A Freer Market for Force

Thursday, August 6th, 2015

For now the market for private military contractors is a monopsony, Sean McFate (The Modern Mercenary) suggests, but we should prepare for a freer market for force:

The result, McFate predicts, will be a return to the Middle Ages, when private warriors determined the outcomes of conflicts and states stood at the sidelines of international politics. This “neo-medieval” world will be characterized by “a non-state-centric, multipolar international system of overlapping authorities and allegiances within the same territory.” Yet it need not be chaotic, he reassures readers, since “the global system will persist in a durable disorder that contains, rather than solves, problems.”

How can the world avoid replicating the problems generated by hired guns in the medieval era? The answer, according to McFate, is to rely less on mere mercenaries and instead foster “military enterprisers.” The former sell their skills to the highest bidder; the latter “raise armies rather than command them” and thus contribute to stability. During the Thirty Years’ War, military enterprisers included such figures as Ernst von Mansfeld, who raised an army for the elector palatine, and Albrecht von Wallenstein, who offered his services to Ferdinand II, the Holy Roman emperor.

But in sketching out a strategy for dealing with a world of privatized power, McFate is too quick to jettison the state-centric principles that have served the world so well since the end of the Thirty Years’ War. The biggest challenges to U.S. security in the years ahead, from climate change to terrorism to cybersecurity, will require more state-to-state collaboration, not less. And U.S. support, tacit or otherwise, for a free market for force will only serve ?to exacerbate these problems.
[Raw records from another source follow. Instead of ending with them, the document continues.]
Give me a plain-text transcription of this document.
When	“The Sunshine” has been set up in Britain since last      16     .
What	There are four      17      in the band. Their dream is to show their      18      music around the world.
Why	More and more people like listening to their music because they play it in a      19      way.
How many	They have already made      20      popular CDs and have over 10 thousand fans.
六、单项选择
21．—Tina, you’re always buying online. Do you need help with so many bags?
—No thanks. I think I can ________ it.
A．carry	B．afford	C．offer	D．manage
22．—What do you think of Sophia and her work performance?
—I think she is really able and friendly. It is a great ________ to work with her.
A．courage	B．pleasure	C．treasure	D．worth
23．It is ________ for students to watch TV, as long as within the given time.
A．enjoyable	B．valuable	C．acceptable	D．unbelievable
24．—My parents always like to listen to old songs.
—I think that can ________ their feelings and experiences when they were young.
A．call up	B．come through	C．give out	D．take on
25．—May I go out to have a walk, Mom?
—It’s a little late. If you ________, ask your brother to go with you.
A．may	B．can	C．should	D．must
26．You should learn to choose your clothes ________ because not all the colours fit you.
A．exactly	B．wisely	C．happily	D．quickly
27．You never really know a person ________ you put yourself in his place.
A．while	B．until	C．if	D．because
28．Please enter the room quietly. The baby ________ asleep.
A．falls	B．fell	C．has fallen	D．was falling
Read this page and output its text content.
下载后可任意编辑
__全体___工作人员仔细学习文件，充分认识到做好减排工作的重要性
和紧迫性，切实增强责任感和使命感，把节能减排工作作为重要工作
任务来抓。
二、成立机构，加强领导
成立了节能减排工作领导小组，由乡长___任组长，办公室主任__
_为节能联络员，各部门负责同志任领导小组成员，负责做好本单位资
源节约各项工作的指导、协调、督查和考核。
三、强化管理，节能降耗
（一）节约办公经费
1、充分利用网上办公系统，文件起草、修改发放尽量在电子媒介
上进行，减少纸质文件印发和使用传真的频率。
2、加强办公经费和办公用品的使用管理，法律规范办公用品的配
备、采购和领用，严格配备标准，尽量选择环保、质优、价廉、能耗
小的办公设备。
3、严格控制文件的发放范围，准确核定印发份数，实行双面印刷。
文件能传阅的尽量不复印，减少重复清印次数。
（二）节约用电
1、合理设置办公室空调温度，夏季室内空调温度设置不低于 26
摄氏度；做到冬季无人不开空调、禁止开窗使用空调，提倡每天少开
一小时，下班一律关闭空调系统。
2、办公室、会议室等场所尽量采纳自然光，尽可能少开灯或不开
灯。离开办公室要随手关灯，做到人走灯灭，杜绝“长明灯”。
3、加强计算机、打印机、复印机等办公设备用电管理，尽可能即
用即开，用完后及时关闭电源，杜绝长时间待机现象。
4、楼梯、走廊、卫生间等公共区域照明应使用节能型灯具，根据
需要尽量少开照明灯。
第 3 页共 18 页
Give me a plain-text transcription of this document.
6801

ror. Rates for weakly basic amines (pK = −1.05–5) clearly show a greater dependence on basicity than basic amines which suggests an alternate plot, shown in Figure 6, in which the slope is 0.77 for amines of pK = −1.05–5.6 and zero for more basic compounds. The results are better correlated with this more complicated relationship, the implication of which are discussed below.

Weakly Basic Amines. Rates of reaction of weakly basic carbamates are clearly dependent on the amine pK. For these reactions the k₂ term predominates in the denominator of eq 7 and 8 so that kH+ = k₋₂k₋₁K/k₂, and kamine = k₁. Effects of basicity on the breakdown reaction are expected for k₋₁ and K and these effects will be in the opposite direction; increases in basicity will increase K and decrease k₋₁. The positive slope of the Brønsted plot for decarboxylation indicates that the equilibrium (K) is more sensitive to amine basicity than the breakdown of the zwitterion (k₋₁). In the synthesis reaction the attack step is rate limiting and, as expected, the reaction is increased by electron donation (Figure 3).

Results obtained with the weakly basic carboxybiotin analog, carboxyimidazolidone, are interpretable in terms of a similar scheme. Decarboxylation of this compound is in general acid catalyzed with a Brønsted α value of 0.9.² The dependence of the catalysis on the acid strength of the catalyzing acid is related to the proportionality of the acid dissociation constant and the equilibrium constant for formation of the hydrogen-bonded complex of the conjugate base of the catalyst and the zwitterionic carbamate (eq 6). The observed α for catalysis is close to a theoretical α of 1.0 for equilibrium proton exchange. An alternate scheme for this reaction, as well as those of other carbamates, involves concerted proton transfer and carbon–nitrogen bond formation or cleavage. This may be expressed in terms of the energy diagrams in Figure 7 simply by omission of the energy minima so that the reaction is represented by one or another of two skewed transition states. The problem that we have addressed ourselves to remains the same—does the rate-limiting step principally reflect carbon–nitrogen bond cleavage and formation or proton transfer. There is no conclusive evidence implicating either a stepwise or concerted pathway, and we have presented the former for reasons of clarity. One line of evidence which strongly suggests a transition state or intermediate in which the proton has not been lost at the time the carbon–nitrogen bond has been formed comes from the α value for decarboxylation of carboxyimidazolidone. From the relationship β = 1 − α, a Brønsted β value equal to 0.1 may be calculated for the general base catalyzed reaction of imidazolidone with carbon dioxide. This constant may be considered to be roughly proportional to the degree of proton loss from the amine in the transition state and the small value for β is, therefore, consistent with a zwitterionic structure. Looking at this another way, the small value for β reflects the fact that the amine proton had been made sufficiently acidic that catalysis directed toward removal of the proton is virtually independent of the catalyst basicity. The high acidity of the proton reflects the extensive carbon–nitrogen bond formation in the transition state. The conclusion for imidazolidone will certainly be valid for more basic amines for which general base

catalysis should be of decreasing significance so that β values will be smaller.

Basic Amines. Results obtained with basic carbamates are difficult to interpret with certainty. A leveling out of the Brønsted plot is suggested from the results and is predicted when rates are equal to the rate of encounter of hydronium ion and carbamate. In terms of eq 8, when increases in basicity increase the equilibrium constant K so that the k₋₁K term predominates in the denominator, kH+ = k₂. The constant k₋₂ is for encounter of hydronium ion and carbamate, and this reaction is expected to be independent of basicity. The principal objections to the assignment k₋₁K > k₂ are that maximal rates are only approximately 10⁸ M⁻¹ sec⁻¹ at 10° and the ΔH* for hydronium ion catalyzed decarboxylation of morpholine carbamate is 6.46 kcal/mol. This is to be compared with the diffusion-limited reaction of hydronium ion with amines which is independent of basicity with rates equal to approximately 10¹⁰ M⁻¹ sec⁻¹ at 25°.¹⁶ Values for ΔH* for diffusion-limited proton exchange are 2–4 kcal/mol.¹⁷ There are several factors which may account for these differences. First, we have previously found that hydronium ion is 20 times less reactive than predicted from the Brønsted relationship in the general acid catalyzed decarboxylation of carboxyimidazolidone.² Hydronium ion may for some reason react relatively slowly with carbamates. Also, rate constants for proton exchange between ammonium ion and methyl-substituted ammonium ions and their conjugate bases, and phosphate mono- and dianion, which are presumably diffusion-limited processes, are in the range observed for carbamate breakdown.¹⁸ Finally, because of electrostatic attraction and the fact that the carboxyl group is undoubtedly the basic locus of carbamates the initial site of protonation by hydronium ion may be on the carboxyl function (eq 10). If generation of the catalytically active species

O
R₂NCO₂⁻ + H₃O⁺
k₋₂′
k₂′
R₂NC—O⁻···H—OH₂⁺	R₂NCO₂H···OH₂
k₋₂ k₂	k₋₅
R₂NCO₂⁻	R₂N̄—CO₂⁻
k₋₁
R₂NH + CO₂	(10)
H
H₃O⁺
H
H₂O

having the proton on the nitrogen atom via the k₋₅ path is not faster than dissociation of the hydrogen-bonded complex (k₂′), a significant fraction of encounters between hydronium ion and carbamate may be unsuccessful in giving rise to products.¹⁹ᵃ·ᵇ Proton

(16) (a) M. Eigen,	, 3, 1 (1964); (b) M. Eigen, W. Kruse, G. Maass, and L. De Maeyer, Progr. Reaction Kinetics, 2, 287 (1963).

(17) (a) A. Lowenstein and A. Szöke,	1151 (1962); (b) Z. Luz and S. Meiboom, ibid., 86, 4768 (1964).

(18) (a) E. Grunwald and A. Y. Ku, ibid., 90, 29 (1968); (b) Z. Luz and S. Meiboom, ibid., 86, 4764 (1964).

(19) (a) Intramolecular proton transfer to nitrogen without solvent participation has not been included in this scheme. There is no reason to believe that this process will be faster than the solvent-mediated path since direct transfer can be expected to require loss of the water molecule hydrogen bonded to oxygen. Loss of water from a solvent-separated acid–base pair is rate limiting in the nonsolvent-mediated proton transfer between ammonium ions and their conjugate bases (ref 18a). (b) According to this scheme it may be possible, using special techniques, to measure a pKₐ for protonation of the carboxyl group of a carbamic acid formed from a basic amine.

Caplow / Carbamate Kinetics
McFate offers two in-depth case studies of modern contractors: in Liberia, where they played the role of military enterprisers, and in Somalia, where they acted as mercenaries.

Comments

  1. Graham says:

    Wallenstein did all sorts of things, but surely “contribute to stability” was not among them.

  2. Graham says:

    Still, the cited article does further contribute to the hypothesis of a ‘neo-medieval’ pattern in IR — a notion that goes at least as far back as Hedley Bull, and which has been fertile ground for SF writers across the board. My favourite example of the latter was PJ Plauger [I think], who wrote a great short story called “Wergild” in Asimov’s [or Analog] 20–25 years ago, about a world in which an obscure US court ruling had made contract killing legal if certain elaborate formalities were observed. Naturally, the hiring entities and loci of allegiance ranged from traditional governments to corporations and private individuals.

  3. Grasspunk says:

    I knew PJ Plauger back then, at least a bit. Weird, I had no idea he wrote sci-fi. We only talked about software engineering and business. Here’s his sci-fi page.

  4. Global politicians are particularly envious of Israeli politicians, because they have a contained and imprisoned boogey-man — the Palestinians. Whenever the political process needs to be manipulated, they ramp up the conflict.

    Additionally, the military industrial complex — increasingly private, though in a corporatist sense — thrives.

    I believe we will see a Gaza-fication. I picked up that concept from some progressive journalists who saw parallels between Gaza and what Brazil did to its poor in order to get the World Cup last year. I think they even hired the Israeli company Rafael to do some drone work or something.

    The progressives notice what is being done to the poor and undesirable, but they don’t realize the clean places these people are kept out of also function like little prisons too.
    I figure America will have a series of little Gazas — Baltimore, Ferguson, etc. — all act as marketing for it. Then there are all the illegals, not to mention those here legally who really shouldn’t be.

  5. SFC Tom says:

    We bring stability at a much lower cost to taxpayers. Research what Executive Outcomes did in Africa. With the insanely high cost of overhead for the military and their inefficiency in hours of work done within their skill set vs time spent doing admin work and the like, we are cheaper too (though part of our reduced overhead is the military trains us while on duty).

    You can always tell propaganda from the dramatic word choices of the author.

    Where that mission failed was training and using locals vs keeping Western security professionals on hand to do the work. Trusting skinnies, hajjis and whatnot is always a losing bet, but my limited experience in Africa showed me that infrastructure and the like protected by White men become areas of stability and prosperity for the locals.

    What drives our industry is a small military and lots of dumbass missions keeping that small military thin on the ground, as well as NGOs wanting to do hippie shit in dangerous places and the government wanting a degree of separation, i.e. ablity to lie about what it’s up to. Also, we are a regulated industry, with rules set by the State Department and what have you, but we have much reasonable rules of engagement and an excellent which infuriates the left.

    At any rate, I have not read the book, and probably won’t given the authors background (doing the training work vs direct action so to speak), but the article shows a political axe to grind and a lack of understanding.